Sur le plan national, cette opération, en dépit des pertes militaires, n’a pas provoqué de mouvements nationalistes comparables à ceux qu’on avait pu relever à l’automne. Des voix dissonantes se sont même fait entendre pour mettre en cause l’utilité de cette incursion, eu égard à son coût humain.
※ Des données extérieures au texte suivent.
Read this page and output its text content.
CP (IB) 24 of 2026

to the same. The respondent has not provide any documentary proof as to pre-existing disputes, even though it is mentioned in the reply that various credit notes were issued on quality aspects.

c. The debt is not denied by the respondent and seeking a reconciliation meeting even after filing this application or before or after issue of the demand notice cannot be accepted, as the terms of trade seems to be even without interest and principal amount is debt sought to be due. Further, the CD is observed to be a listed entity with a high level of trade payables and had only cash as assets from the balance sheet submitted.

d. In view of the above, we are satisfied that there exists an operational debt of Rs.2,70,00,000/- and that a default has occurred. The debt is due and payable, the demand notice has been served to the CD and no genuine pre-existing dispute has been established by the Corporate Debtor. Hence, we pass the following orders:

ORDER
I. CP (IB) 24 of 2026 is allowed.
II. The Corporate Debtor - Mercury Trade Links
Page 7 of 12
La célèbre chanteuse turque transsexuelle, Bülent Ersoy, pourtant très critiquée l’an passé par les milieux libéraux pour avoir violemment rejeté le slogan « Nous sommes tous des Arméniens » qui avait marqué l’enterrement de Hrant Dink, a créé la surprise en déclarant que, si elle avait un enfant, elle ne le laisserait pas partir au front risquer sa vie dans une opération vaine ! Cette déclaration, qui a été faite lors d’une émission de variétés de la chaîne privée « Star TV », risque d’exposer la chanteuse à des poursuites judiciaires pour atteinte « au prestige de l’armée ». Si les propos de Bülent Ersoy ont « boosté » ses ventes de disques dans les départements du Sud-Est, ils ont aussi reçu le soutien remarqué d’un certain nombre d’intellectuels et de journalistes qui n’ont pas hésité à dire qu’elle avait dit tout haut ce que nombre de mères de famille pensent tout bas. De toute évidence, l’opinion publique turque n’est plus aussi sensible aux sirènes du nationalisme le plus primaire.